Sekitar 20 menit menjelang waktu peluncuran itu, gempa berkekuatan 4,5 Magnitudo mengguncang dari San Fernando di sebelah selatan California. Berada di sisi benua Amerika yang berbeda, gempa tak terkecuali menggetarkan kawasan fasilitas Jet Propulsion Laboratory NASA di Florida, lokasi peluncuran.
Namun jadwal peluncuran pukul 07.50 waktu setempat, atau 18.50 WIB, tak sampai tertunda dibuatnya. Lewat sebuah livestreaming, Administratur NASA Jim Bridenstine malah setengah berkelakar kalau pihaknya beruntung tak melakukan peluncuran dari Vandenberg Air Force Base di California, meski mungkin dan pernah melakukannya dari sana.
Sedang banyak komentar di Twitter mengatakan gempa membawa berkah karena membangunkan mereka tepat waktu untuk bisa menonton peluncuran misi Perseverance.
Seperti diketahui, tiga kali penundaan sebelumnya telah mendorong NASA akhir peluncurannya, yakni tiga minggu hingga 11 Agustus. Jika sampai tertunda lagi dan melewati batas itu, peluncuran harus menunggu sampai 26 bulan ke depan menunggu kesesuaian jarak terdekat Bumi-Mars seperti yang sedang terjadi saat ini.
Itu artinya, Bridenstine pernah mengatakan, harus ada biaya tambahan lagi sebesar $ 500 juta dari nilai proyek Mars 2020 Perseverance.
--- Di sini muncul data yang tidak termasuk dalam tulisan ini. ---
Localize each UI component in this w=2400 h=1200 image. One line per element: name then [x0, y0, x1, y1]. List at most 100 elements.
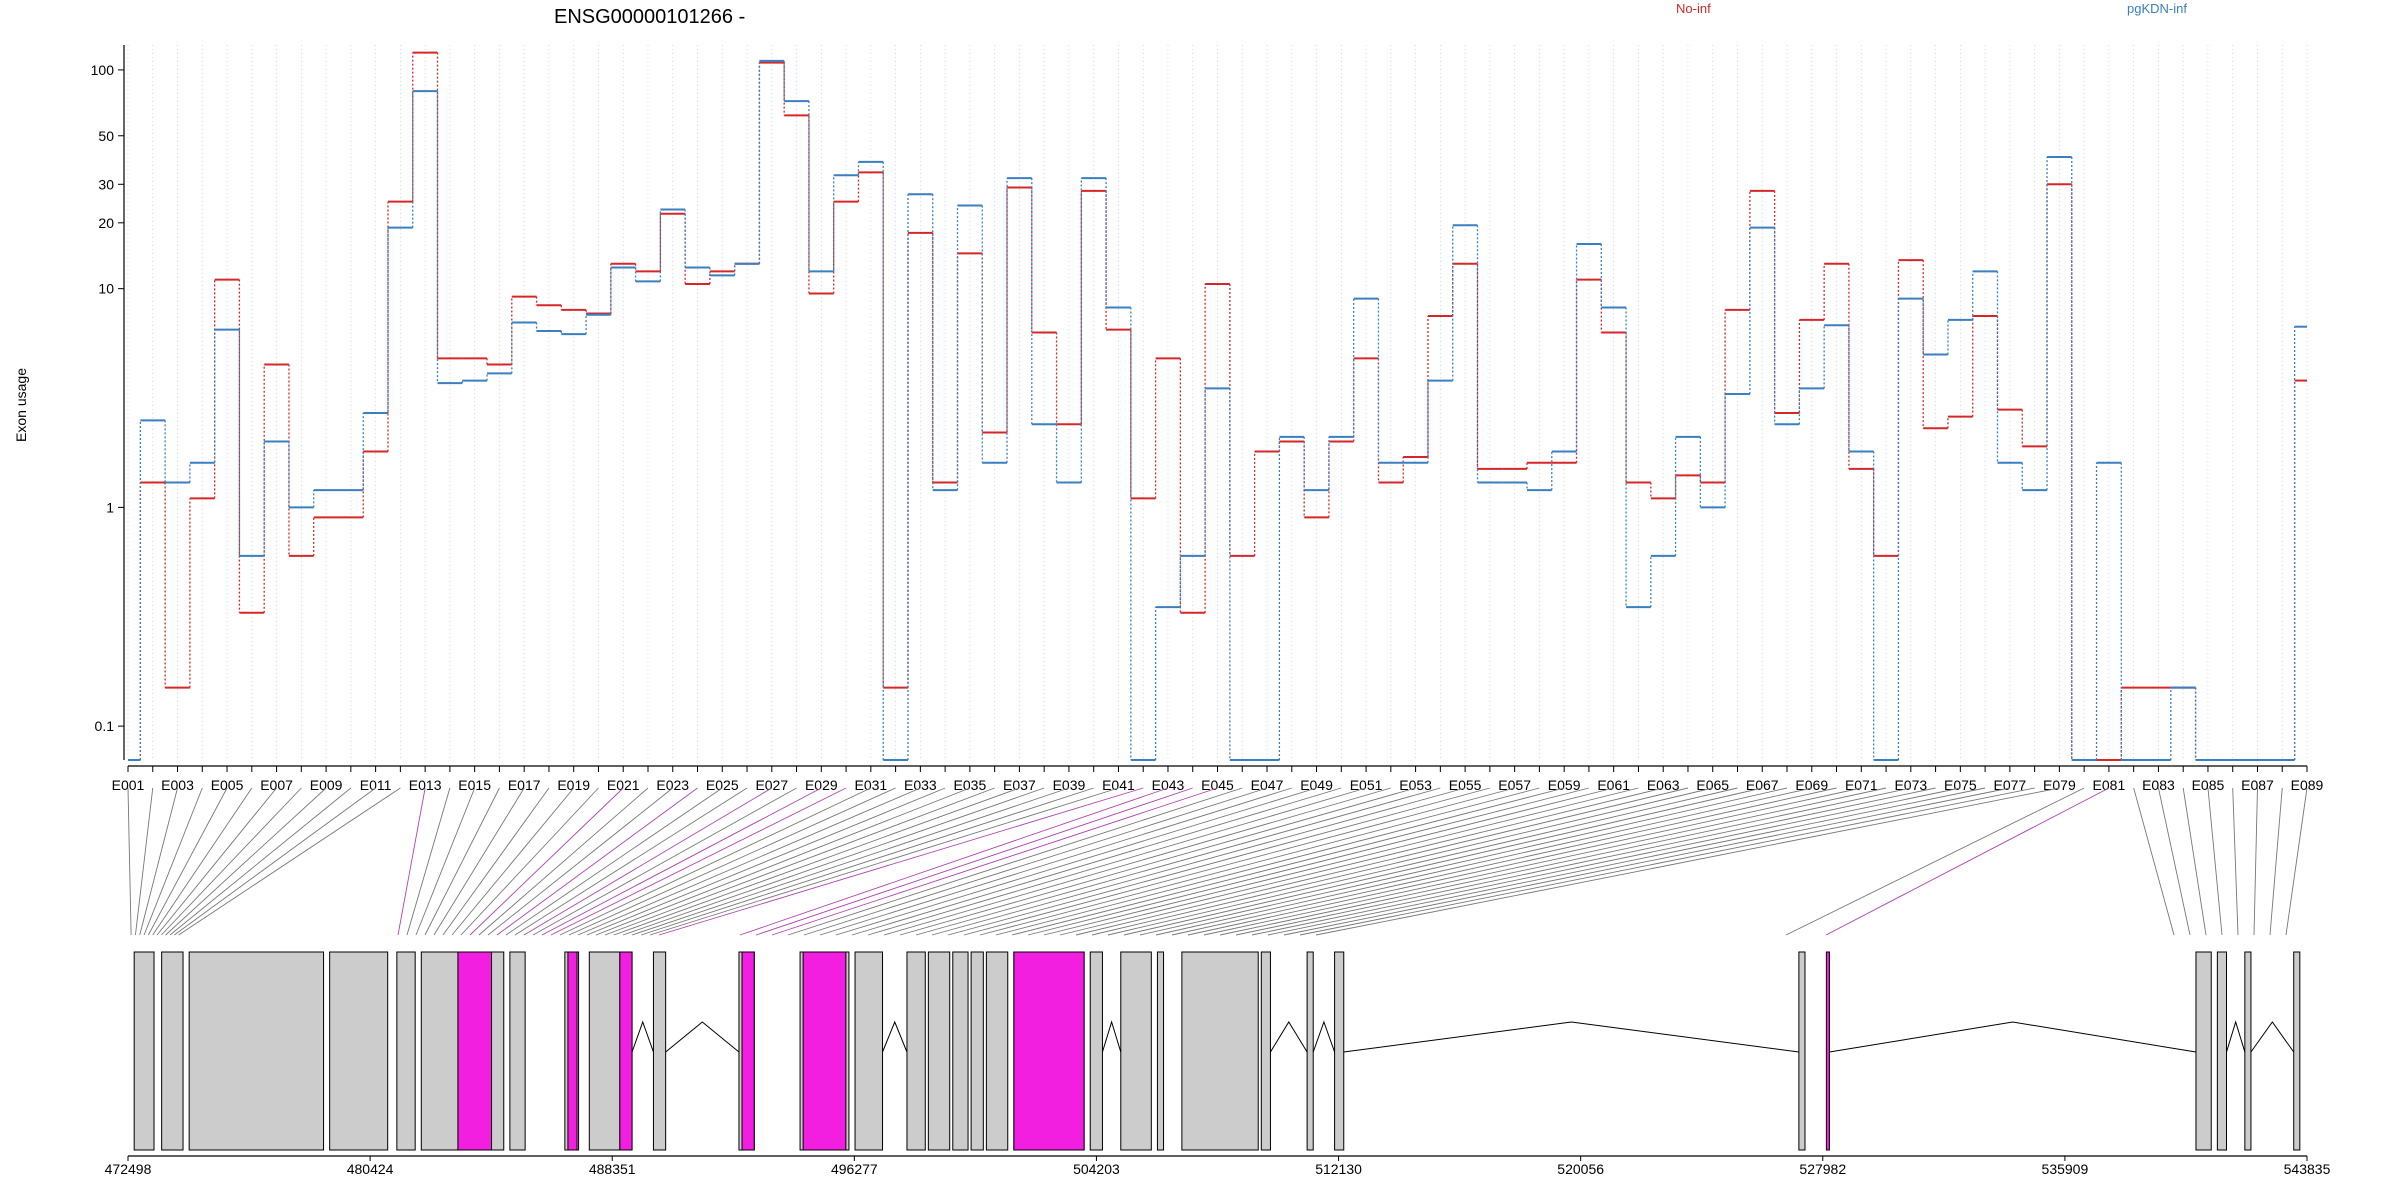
connector-E078	[1299, 787, 2035, 936]
connector-E083	[2157, 787, 2191, 936]
exon-box	[854, 951, 884, 1151]
x-tick-label-E069: E069	[1795, 777, 1828, 793]
connector-E077	[1283, 787, 2010, 936]
connector-E064	[1075, 787, 1689, 936]
connector-E037	[613, 787, 1020, 936]
connector-E084	[2182, 787, 2207, 936]
exon-box	[420, 951, 459, 1151]
exon-box	[329, 951, 389, 1151]
genomic-tick-label: 520056	[1557, 1161, 1604, 1177]
exon-box	[588, 951, 621, 1151]
gene-model-layer: 472498 480424 488351 496277 504203 512130 5200…	[105, 951, 2331, 1177]
x-tick-label-E047: E047	[1251, 777, 1284, 793]
exon-box	[2216, 951, 2228, 1151]
connector-E047	[803, 787, 1268, 936]
exon-box	[1798, 951, 1806, 1151]
connector-E071	[1187, 787, 1862, 936]
intron-line	[1101, 1020, 1122, 1053]
x-tick-label-E003: E003	[161, 777, 194, 793]
x-tick-label-E001: E001	[112, 777, 145, 793]
x-tick-label-E015: E015	[458, 777, 491, 793]
connector-E016	[424, 787, 500, 936]
connector-E082	[2133, 787, 2175, 936]
intron-line	[1270, 1021, 1308, 1053]
x-tick-label-E055: E055	[1449, 777, 1482, 793]
connector-E001	[127, 787, 132, 936]
x-tick-label-E005: E005	[211, 777, 244, 793]
connector-E048	[819, 787, 1292, 936]
axes-layer: 0.1 1 10 20 30 50 100 E001 E003 E005 E007 E009 E011 E…	[91, 45, 2324, 793]
intron-line	[2226, 1020, 2246, 1053]
legend-entry-no-inf: No-inf	[1676, 1, 1711, 16]
connector-E012	[178, 787, 401, 936]
connector-E004	[143, 787, 203, 936]
chart-title: ENSG00000101266 -	[554, 6, 745, 28]
connector-E074	[1235, 787, 1936, 936]
connector-E005	[147, 787, 228, 936]
x-tick-label-E009: E009	[310, 777, 343, 793]
connector-E079	[1315, 787, 2060, 936]
x-tick-label-E019: E019	[557, 777, 590, 793]
connector-E007	[156, 787, 277, 936]
exon-box	[1334, 951, 1345, 1151]
genomic-tick-label: 480424	[347, 1161, 394, 1177]
series-connectors-pgKDN-inf	[139, 60, 2296, 760]
y-tick-label-0.1: 0.1	[95, 718, 115, 734]
exon-box	[1306, 951, 1314, 1151]
connector-E072	[1203, 787, 1887, 936]
y-tick-label-50: 50	[98, 128, 114, 144]
x-tick-label-E039: E039	[1053, 777, 1086, 793]
connector-E034	[586, 787, 946, 936]
connector-E081	[1825, 787, 2110, 936]
connector-E006	[152, 787, 253, 936]
x-tick-label-E063: E063	[1647, 777, 1680, 793]
connector-E015	[415, 787, 476, 936]
connector-E054	[915, 787, 1441, 936]
connector-E057	[963, 787, 1515, 936]
connector-E010	[169, 787, 352, 936]
x-tick-label-E041: E041	[1102, 777, 1135, 793]
connector-E018	[442, 787, 550, 936]
connector-E045	[771, 787, 1218, 936]
connector-E051	[867, 787, 1367, 936]
exon-box	[1089, 951, 1103, 1151]
connector-E086	[2232, 787, 2239, 936]
x-tick-label-E011: E011	[360, 777, 392, 793]
connector-E003	[139, 787, 178, 936]
highlighted-exon-box	[457, 951, 493, 1151]
x-tick-label-E033: E033	[904, 777, 937, 793]
connector-E046	[787, 787, 1243, 936]
exon-box	[509, 951, 526, 1151]
intron-line	[1343, 1021, 1799, 1053]
y-tick-label-10: 10	[98, 281, 114, 297]
intron-line	[1829, 1021, 2197, 1053]
connector-E052	[883, 787, 1391, 936]
y-tick-label-1: 1	[106, 499, 114, 515]
exon-box	[188, 951, 325, 1151]
connector-E043	[739, 787, 1169, 936]
connector-E040	[640, 787, 1094, 936]
connector-E008	[161, 787, 302, 936]
genomic-tick-label: 472498	[105, 1161, 152, 1177]
highlighted-exon-box	[1013, 951, 1085, 1151]
connector-E019	[451, 787, 575, 936]
exon-box	[396, 951, 416, 1151]
exon-box	[985, 951, 1009, 1151]
intron-line	[1312, 1020, 1336, 1053]
connector-E027	[523, 787, 773, 936]
connector-E068	[1139, 787, 1788, 936]
x-tick-label-E045: E045	[1201, 777, 1234, 793]
x-tick-label-E081: E081	[2093, 777, 2126, 793]
x-tick-label-E051: E051	[1350, 777, 1383, 793]
connector-E050	[851, 787, 1342, 936]
connector-E020	[460, 787, 599, 936]
connector-E066	[1107, 787, 1738, 936]
exon-box	[906, 951, 926, 1151]
intron-line	[665, 1021, 740, 1053]
x-tick-label-E059: E059	[1548, 777, 1581, 793]
connector-E033	[577, 787, 921, 936]
genomic-tick-label: 543835	[2284, 1161, 2331, 1177]
intron-line	[2250, 1021, 2295, 1053]
highlighted-exon-box	[1825, 951, 1830, 1151]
Anggaran NASA untuk proyek pencarian jejak kehidupan purba di planet Mars dan membawa pulang sampelnya ke Bumi ini sudah mencapai $ 2,7 miliar atau sekitar Rp 39 triliun.
Peluncuran yang akhirnya bisa dilakukan menandai kemenangan penting bagi NASA. Bukan saja karena keberhasilan sebelumnya oleh Al Amal dan Tianwen-1, tapi juga kecemasan kalau pandemi Covid-19 bakal menunda peluncuran lebih jauh hingga terlempar dari jendela peluncuran tersebut.
Bridenstine menyebut peluncuran itu luar biasa karena tepat waktu. "Ini sekaligus hari yang luar biasa untuk NASA," katanya saat konferensi pers setelah peluncuran.
Tapi, tak lama dari pemberian keterangan itu, NASA mengkonfirmasi Perseverance tergelincir ke status protektif 'safe mode'. Sebabnya, ada bagian pesawat yang sedikit lebih dingin daripada yang diharapkan saat Mars 2020 masih berada dalam bayangan Bumi.
Masalah lain yang juga sempat muncul, tapi kemudian diklaim telah teratasi yaitu proses komunikasi yang berjalan lambat. Beberapa jam pertama setelah peluncuran, meski tim bisa menerima sinyal yang dikirim pesawat, tapi tidak bisa memprosesnya secara tepat.
Matt Wallace, Wakil Ketua Proyek Mars 2020 Perseverance, menjelaskan miskomunikasi itu disebabkan NASA yang bersandar ke sistem yang disebut Deep Space Network. Sistem ini bahkan telah aktif tak lama setelah peluncuran, ketika pesawat belum masuk antariksa terlalu dalam.
Dan, karena Deep Space Network terbuat dari antena-antena yang massif dengan receiver yang super-sensitif, sinyal dari pesawat yang begitu dekat dengan jaringan bisa berujung meledakkan sistem. "Itu seperti seseorang berteriak langsung ke telinga Anda. Para insinyur perlu melakukan penyesuaian untuk memproses secara aktual informasi yang datang dari pesawat."